I do not see what's the point. If we are replicating the keys to a
consumer why would it try to delete them after a while ?

> This is mainly for the scenario when someone authenticates against 
> our Consumer on some occasion and then he never gets back - it's 
> worthless storing his credentials any more, so I think that the it 
> should be possible to define some limit for storing credentials.

Ok so we are mixing things here.

I guess the scenario you are referring to here, is the one where we do
not replicate any key to the consumer, and some user does an ldap bind
against with chained-binds and we do decide to cache the password as a
hash if auth is successful. This is a rare corner case in my mind.

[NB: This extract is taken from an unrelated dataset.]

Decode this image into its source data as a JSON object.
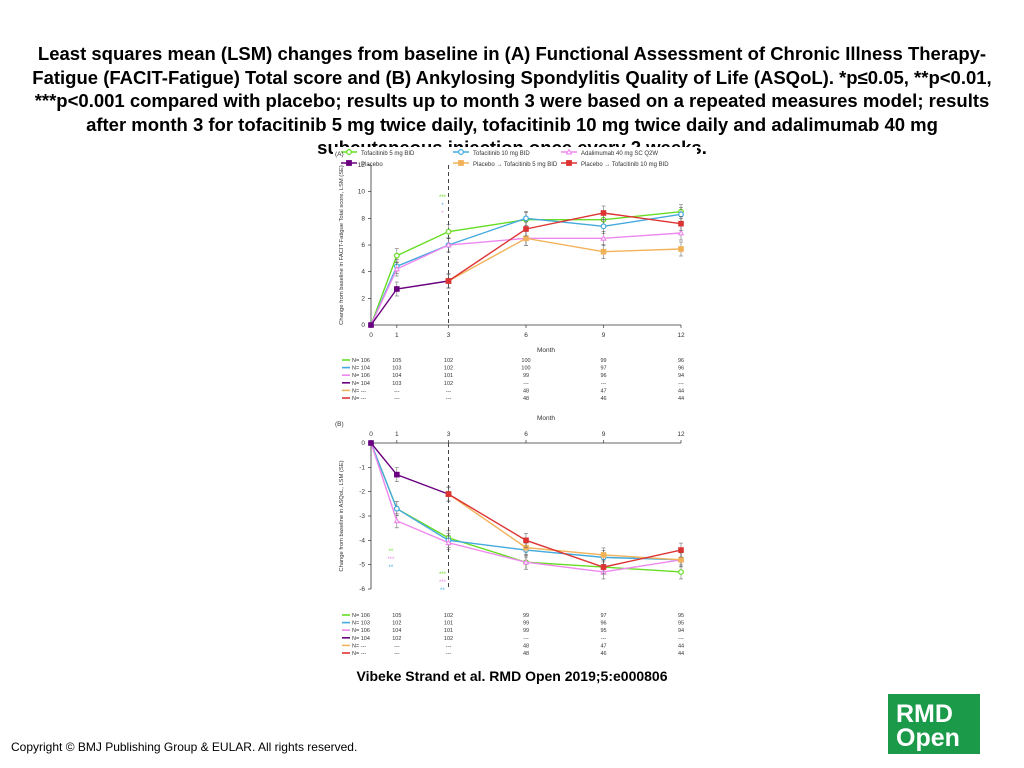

Note that we cannot do this with Kerberos. we can't "cache" kerberos
keys, we either have a copy permanently (or until the policy/group
membership of the consumer is changed) or never have them.

> >>> Because
> >>>       of the removal of expired creds. we will have to grant the 
> >>> Consumer the
> >>>       permission to delete users from the Consumer specific user group
> >>> (but only
> >>>       deleting, adding users will be possible on Masters only).
> >> I do not understand this.

> When user hasn't authenticated against Consumer for a long time and his 
> credentials were flushed from Consumer, his credentials should be also 
> omitted from being replicated to the Consumer. This might be solved by 
> the proposed plugin as well.

Either the user is marked as part of the location server by this
consumer, and therefore we replicate keys or we do not. We cannot delete
keys, as nothing would replicate them back to us until a password change
occurs. Also, you have no way to tell the master what it should
replicate, dynamically.
I would remove this point, it is not something we need or want, I think.

> >>>     - to be able to do that, both Consumers and Hubs must be 
> >>> Masters(from
> >>>     389-DS point of view).
> >> This doesn't sound right at all. All server can always write locally,
> >> what prevents them from doing so are referrals/configuration. Consumers
> >> and hubs do not and cannot be masters.

> But what about the information of account getting locked? We need to 
> lock the account locally immediately and also tell the master (and thus 
> every other node) that the specific account is locked.

For account lockouts we will need to do an explicit write to a master.
(probably yet another plugin or an option to the password plugin). We
cannot use replication to forward this information, as consumers do not
have a replication agreement that go from consumer to master.

> >>>   When the Master<->Consumer connection is
> >>> broken, the
> >>>     lockup information is saved only locally and will be pushed to 
> >>> Master
> >>>     on connection restoration. I suppose that only the lockup 
> >>> information
> >>> should
> >>>     be replicated. In case of lockup the user will have to authenticate
> >>> against
> >>>     Master server only.
> >> What is the lookup information ? What connection is broken ? There
> >> aren't persistent connections between masters and consumers (esp. when
> >> hubs are in between there are none).

> typo there probably - by lock up information I mean reporting the 
> situation, when the account gets locked due to too many failed logins. 

This will be hard indeed.

> Broken connection - when it is not possible to tell the master, that the 
> account got locked.

Ok replace with "when the masters are unreachable".